Operation Helping Hand nets 37 arrests

Paterson. The program offers treatment for those suffering from opiod addiction.

19 Jul 2020 | 03:51

Passaic County Prosecutor Camelia M. Valdes has announced the completion of “Operation Helping Hand,” an innovative law enforcement and public health initiative targeting the opioid crisis in Passaic County.

During the week-long initiative that ran from July 13 through July 17, 37 individuals were arrested for low-level drug offenses including possession of controlled dangerous substances. The individuals arrested were residents of Bergen, Essex, Middlesex, Ocean, Passaic and Sussex Counties in New Jersey and also included residents of New York and Pennsylvania.

“Operation Helping Hand” provides an alternative to immediate incarceration and offers substance abuse treatment.

Each individual arrested during this initiative was privately screened by a peer recovery specialist from the Morris County Center for Addiction Recovery, Education and Success (CARES) in an effort to connect them with treatment and recovery services.

Of all the individuals arrested as a result of this operation, 33 people, or 89 percent, accepted substance abuse treatment. They either made arrangements to begin out-patient treatment at a later date or were transported directly to treatment facilities by a member of law enforcement.

Acceptance of treatment was not in lieu of arrest.
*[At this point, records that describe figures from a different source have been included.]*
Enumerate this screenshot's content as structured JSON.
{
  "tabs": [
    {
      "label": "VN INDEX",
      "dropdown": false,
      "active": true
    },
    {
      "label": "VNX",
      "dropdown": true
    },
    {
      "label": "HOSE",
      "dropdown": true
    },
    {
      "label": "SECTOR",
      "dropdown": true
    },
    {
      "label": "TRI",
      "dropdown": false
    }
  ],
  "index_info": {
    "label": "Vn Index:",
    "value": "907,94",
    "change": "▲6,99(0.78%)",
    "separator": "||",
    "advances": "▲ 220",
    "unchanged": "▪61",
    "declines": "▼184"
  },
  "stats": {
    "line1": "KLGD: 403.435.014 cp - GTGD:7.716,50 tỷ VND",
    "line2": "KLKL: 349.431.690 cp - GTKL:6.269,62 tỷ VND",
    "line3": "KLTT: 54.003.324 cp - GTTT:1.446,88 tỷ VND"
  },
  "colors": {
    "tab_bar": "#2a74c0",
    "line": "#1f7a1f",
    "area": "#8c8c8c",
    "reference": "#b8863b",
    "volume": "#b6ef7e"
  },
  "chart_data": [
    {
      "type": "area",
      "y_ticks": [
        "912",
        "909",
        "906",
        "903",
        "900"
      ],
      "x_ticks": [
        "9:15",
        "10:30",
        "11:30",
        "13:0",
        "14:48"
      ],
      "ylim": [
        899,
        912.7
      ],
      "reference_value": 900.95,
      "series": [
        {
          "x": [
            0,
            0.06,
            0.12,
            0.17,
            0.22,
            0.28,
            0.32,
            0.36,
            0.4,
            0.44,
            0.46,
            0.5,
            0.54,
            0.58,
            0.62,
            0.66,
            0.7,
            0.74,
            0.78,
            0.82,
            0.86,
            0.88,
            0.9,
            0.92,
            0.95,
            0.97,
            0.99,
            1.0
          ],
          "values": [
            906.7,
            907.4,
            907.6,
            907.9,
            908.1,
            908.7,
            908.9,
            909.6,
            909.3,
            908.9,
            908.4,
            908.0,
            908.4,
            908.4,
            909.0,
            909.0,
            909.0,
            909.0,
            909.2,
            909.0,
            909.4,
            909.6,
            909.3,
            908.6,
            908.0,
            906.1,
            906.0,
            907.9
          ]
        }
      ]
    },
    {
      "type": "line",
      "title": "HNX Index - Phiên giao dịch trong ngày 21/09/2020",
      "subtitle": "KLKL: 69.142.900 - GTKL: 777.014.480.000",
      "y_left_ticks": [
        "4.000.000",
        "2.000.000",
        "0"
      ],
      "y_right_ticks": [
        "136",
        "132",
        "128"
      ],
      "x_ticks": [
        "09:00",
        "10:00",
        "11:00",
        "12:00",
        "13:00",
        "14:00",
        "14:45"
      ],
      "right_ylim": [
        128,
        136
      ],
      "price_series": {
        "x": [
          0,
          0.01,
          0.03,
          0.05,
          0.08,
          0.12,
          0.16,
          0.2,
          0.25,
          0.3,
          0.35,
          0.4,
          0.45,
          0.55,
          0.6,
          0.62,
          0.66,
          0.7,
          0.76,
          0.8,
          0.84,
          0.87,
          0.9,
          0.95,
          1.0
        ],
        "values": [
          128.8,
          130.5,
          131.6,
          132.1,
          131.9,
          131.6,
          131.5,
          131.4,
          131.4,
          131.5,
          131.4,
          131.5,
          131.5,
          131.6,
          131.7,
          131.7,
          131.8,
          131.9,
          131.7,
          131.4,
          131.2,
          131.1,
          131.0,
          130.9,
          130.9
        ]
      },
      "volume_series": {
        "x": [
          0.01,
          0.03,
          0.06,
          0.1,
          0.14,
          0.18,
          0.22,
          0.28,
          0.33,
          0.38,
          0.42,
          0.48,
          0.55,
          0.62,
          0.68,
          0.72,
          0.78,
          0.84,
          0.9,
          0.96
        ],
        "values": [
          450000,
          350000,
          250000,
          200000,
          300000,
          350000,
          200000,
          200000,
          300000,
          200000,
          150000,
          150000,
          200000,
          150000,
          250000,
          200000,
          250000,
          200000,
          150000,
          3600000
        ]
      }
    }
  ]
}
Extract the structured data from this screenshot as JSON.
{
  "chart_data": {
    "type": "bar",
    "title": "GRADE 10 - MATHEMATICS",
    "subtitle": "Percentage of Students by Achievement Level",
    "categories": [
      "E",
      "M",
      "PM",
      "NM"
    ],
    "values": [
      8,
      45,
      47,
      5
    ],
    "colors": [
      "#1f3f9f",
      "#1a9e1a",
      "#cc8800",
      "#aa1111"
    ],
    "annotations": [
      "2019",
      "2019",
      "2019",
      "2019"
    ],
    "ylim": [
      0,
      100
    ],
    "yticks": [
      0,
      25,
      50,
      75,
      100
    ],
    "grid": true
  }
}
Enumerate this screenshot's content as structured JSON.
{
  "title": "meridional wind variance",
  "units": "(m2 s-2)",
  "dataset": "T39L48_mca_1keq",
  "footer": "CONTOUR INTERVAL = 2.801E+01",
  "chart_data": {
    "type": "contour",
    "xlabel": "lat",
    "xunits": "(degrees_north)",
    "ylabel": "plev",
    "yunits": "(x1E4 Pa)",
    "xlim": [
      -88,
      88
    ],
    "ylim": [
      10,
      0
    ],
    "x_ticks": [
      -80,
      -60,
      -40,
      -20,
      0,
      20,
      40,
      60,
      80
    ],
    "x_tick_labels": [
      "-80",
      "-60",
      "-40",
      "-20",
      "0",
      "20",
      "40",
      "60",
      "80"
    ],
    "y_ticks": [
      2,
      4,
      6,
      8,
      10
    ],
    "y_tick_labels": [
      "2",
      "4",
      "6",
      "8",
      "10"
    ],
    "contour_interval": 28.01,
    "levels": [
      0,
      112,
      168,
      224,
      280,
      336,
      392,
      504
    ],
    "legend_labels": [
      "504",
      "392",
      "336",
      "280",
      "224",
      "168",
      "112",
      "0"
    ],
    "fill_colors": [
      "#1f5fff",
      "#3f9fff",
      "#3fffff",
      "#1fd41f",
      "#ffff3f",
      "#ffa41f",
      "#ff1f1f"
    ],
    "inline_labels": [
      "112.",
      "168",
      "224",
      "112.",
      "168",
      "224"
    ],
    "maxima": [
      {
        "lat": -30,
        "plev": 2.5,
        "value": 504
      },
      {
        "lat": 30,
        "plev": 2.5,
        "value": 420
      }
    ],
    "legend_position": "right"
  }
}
Rather, this process turns law enforcement encounters into an opportunity for individuals to turn their lives around and help break the cycle of addiction by connecting each individual with vital treatment, recovery and support services.

In 2019, Passaic County law enforcement agencies administered 329 Narcan Deployments.

Narcan, which is also referred to as Naloxone, is a medicine administered by way of a spray into the nostrils of someone suffering from an opioid overdose, in an attempt to counteract that overdose. In addition, there were 103 fatal overdoses reported in Passaic County in 2019.

With the collaborative effort of law enforcement and substance abuse treatment agencies, it is the mission of all those involved that the number of people afflicted with opioid addiction eventually decreases and that those who once suffered from its grasp can lead fruitful, productive and healthy lives.